Scaling laws are decided by god; the constants are determined by members of technical staff.

OpenAI CEO Sam Altman made this statement in February, expressing his belief in predetermined formulas governing AI improvement. However, The Information’s report suggests his own technical staff are now questioning these laws amid evidence of diminishing returns.

For general-knowledge questions, you could argue that for now we are seeing a plateau in the performance of LLMs. Factual data is more useful than synthetic data.

Ion Stoica, cofounder and executive chair of Databricks, highlighted the current limitations in AI model performance and the challenges of relying on synthetic data to overcome training data constraints.

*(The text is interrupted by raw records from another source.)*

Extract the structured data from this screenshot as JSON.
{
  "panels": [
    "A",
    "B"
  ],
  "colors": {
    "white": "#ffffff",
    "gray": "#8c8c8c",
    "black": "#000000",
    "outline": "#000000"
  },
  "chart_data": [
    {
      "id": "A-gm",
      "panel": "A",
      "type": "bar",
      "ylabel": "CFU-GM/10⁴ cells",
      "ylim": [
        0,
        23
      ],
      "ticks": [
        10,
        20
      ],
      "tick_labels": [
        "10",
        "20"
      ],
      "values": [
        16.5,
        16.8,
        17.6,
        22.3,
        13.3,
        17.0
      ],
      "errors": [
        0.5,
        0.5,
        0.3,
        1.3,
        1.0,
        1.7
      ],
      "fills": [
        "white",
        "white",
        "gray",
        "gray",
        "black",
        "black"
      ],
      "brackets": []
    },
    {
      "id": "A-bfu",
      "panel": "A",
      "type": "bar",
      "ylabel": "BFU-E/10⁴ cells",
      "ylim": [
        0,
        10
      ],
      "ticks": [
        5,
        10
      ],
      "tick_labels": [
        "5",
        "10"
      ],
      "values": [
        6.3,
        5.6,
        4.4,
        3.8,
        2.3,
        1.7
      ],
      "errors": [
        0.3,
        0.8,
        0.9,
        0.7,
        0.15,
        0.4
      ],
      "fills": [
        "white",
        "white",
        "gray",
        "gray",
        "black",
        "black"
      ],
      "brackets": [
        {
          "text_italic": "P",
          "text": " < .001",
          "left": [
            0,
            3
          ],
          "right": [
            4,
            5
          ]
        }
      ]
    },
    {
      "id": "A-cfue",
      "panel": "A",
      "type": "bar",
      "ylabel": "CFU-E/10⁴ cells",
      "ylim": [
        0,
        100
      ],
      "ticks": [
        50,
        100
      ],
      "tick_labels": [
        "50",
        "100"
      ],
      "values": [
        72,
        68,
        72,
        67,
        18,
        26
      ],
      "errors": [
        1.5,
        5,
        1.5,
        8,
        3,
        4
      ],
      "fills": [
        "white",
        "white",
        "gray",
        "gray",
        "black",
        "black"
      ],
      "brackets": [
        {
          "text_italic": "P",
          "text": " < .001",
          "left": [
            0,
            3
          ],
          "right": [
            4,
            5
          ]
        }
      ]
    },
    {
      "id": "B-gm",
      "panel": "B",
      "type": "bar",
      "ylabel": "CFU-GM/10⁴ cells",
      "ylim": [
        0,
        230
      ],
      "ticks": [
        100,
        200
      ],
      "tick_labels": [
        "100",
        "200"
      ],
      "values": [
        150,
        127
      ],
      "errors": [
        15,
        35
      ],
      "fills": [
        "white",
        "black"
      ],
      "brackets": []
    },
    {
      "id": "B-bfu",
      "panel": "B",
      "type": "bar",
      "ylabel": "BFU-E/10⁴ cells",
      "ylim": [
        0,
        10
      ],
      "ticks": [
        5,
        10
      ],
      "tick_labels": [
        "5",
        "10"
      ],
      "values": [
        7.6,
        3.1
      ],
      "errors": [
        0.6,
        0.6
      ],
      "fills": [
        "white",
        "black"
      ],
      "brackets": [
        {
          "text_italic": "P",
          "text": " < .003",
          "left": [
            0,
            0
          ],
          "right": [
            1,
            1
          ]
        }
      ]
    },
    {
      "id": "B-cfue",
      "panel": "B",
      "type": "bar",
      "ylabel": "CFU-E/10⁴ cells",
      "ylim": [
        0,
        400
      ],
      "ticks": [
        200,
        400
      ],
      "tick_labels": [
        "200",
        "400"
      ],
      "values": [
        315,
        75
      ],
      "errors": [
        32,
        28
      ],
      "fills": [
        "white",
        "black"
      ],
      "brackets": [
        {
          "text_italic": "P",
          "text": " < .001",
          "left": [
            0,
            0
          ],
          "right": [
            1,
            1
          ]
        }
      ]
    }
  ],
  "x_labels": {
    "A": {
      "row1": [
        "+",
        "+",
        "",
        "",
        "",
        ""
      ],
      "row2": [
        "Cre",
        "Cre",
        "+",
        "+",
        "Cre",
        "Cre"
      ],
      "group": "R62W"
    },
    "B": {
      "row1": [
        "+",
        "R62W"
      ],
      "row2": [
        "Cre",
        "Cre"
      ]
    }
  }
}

Scaling the right thing matters more now than ever.

Ilya Sutskever, OpenAI cofounder and founder of Safe Superintelligence, acknowledged to Reuters that results from scaling up pretraining have plateaued, suggesting the industry needs to focus on more strategic approaches rather than simply making models bigger.

Despite what other people think, we’re not at diminishing marginal returns on scale-up.

Microsoft CTO Kevin Scott pushed back against plateau concerns in July during a Sequoia Capital podcast interview, representing the camp of industry leaders who remain optimistic about continued scaling potential despite emerging evidence to the contrary.

Our Take

The Orion revelations mark a critical reality check for an industry that has operated on the assumption of inevitable exponential progress. What’s particularly significant is that this skepticism is emerging from within OpenAI itself — the company that has been most successful at demonstrating scaling law benefits. The shift toward inference-focused models like OpenAI o1 suggests the industry is already hedging its bets, exploring alternative pathways to intelligence beyond simply throwing more data and compute at the problem. This could actually be healthy for the field, forcing researchers to develop more elegant solutions rather than relying on brute force. However, the financial implications are enormous: if $100 billion training runs don’t deliver proportional improvements, we may see a significant correction in AI valuations and investment. The next 12-18 months will be crucial in determining whether this is a temporary plateau or a fundamental limit requiring paradigm shifts in AI development approaches.

Why This Matters

This development represents a potential inflection point for the entire AI industry, which has raised billions of dollars based on expectations of continuous exponential improvements in model capabilities. If scaling laws are indeed reaching their limits, it could fundamentally reshape investment strategies, company valuations, and the timeline for achieving artificial general intelligence (AGI).

The implications extend beyond Silicon Valley boardrooms. Businesses planning AI integration strategies may need to recalibrate expectations about future capabilities, while workers concerned about AI displacement might find some relief in slower-than-anticipated progress. The shift toward inference improvements and alternative training methods could also democratize AI development, as smaller companies may be able to compete more effectively if brute-force scaling becomes less advantageous.

Moreover, this signals a maturation of the AI industry from a phase of rapid, relatively predictable improvements to one requiring more innovative approaches. The focus may shift from simply building bigger models to developing smarter training techniques, better data quality, and more efficient architectures — potentially leading to more sustainable and practical AI advancement.